Entering into US session, Yen is now back trading as the strongest one as markets seem to have turned back to risk off-mode. More time is needed to confirm this but sentiments are once again looking shaky.
At the time of writing, FTSE is trading down -0.17%, DAX down -0.42% and CAC down -0.14%.
Turkish Lira comes back to spotlight with another -5% decline. The trigger is concerns of mores sanction from the US if American pastor Andrew Brunson is not released. The question for us is, in today’s world, whether economic war is considered war. And if yes, then are tariffs and sanctions considered weapons? If the POTUS needs to go through a process, with check and balance, to hit the nuclear button, what does he need to go through to fire an “economic missile”? So far, it seems there is no mechanism to control a dictator in the US to attack another country, even a NATO ally, in the economic sense and cause massive damages and casualties. It’s a big threat to the world. Anyways.

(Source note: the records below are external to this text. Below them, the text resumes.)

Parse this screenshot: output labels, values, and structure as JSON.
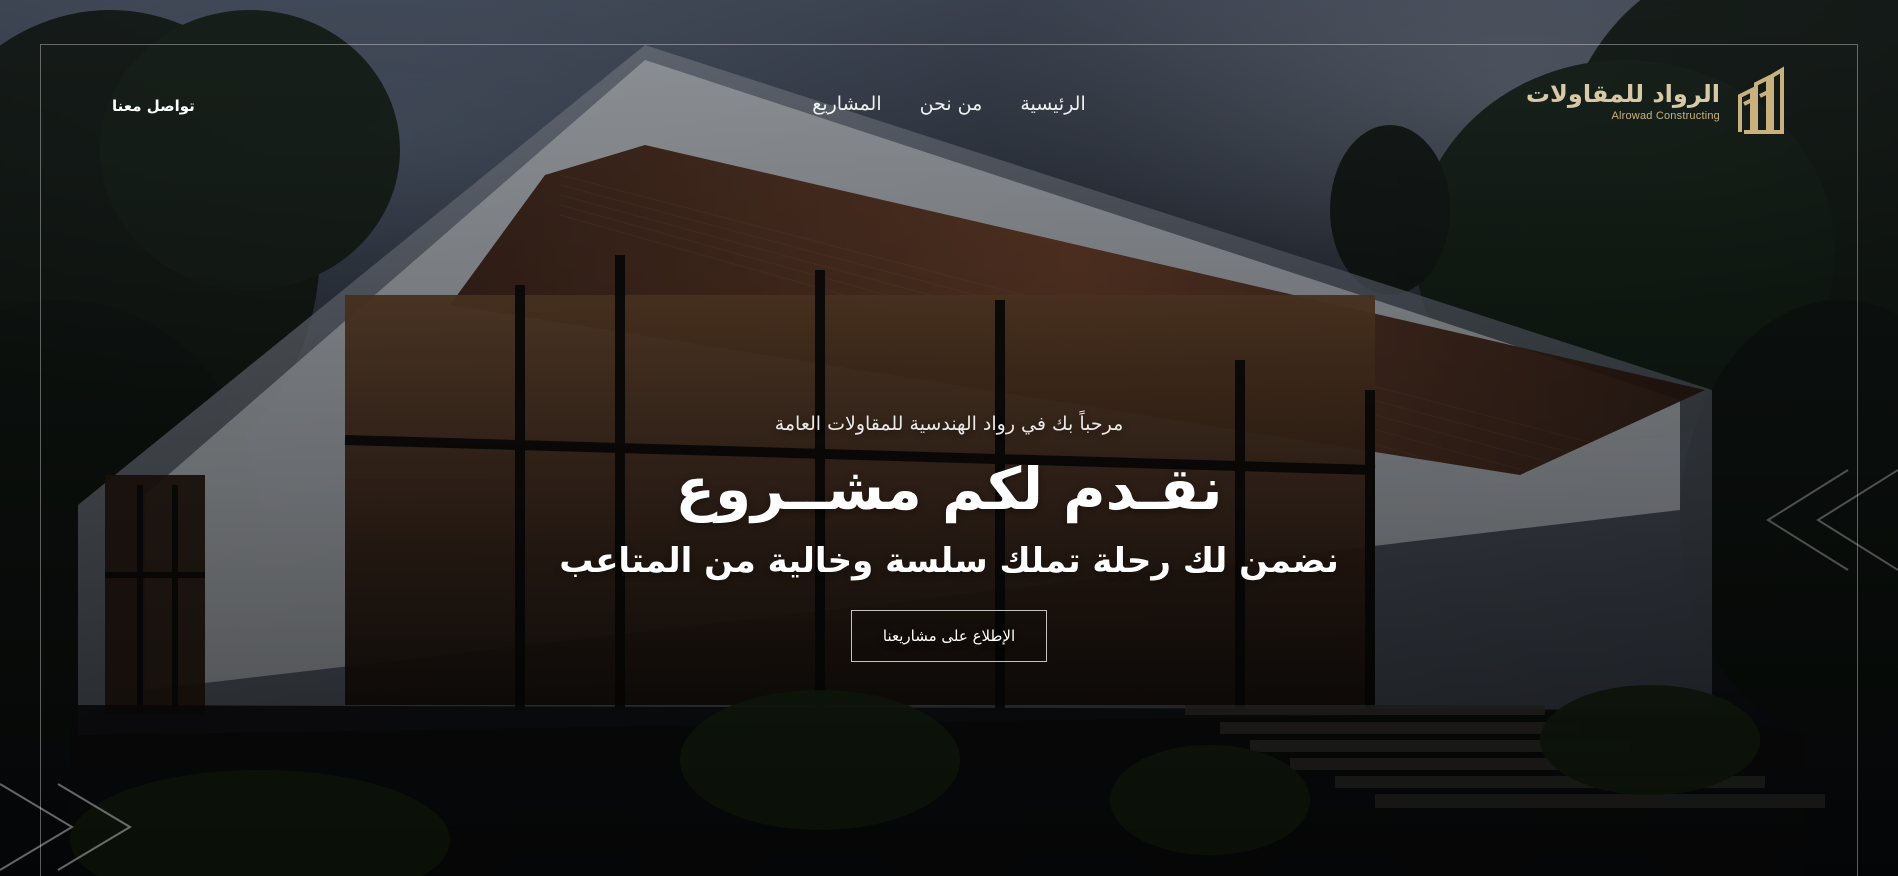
{
  "brand": {
    "name_ar": "الرواد للمقاولات",
    "name_en": "Alrowad Constructing",
    "accent": "#c9b17f",
    "logo_icon": "building-logo-icon"
  },
  "nav": {
    "items": [
      {
        "label": "الرئيسية"
      },
      {
        "label": "من نحن"
      },
      {
        "label": "المشاريع"
      }
    ],
    "contact_label": "تواصل معنا"
  },
  "hero": {
    "welcome": "مرحباً بك في رواد الهندسية للمقاولات العامة",
    "title": "نقـدم لكم مشــروع",
    "subtitle": "نضمن لك رحلة تملك سلسة وخالية من المتاعب",
    "cta_label": "الإطلاع على مشاريعنا"
  },
  "background": {
    "subject": "modern single-story house at dusk with trees",
    "overlay_color": "#000000"
  },
  "decorations": {
    "left_icon": "double-chevron-right-icon",
    "right_icon": "double-chevron-left-icon"
  }
}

Weakness in Chinese stocks is another concerns for investors. Asian markets closed generally up today. Nikkei gained 0.35%, Hong Kong HSI rose 0.42%. However, the Shanghai SSE closed down -1.35% at 2668.97. The SSE has indeed broke July’s low at 2691.02, and it’s on course for 2638.30 (2016 low). There is no sign of bottoming by market force, nor there is any sign of government intervention. And more importantly, the selloff happened despite news of resumption of US-China trade talks. This highlights underlying vulnerable in the Chinese stocks markets. A break of 2638.30 could trigger some downside acceleration and spread to other parts markets, at least to Asia.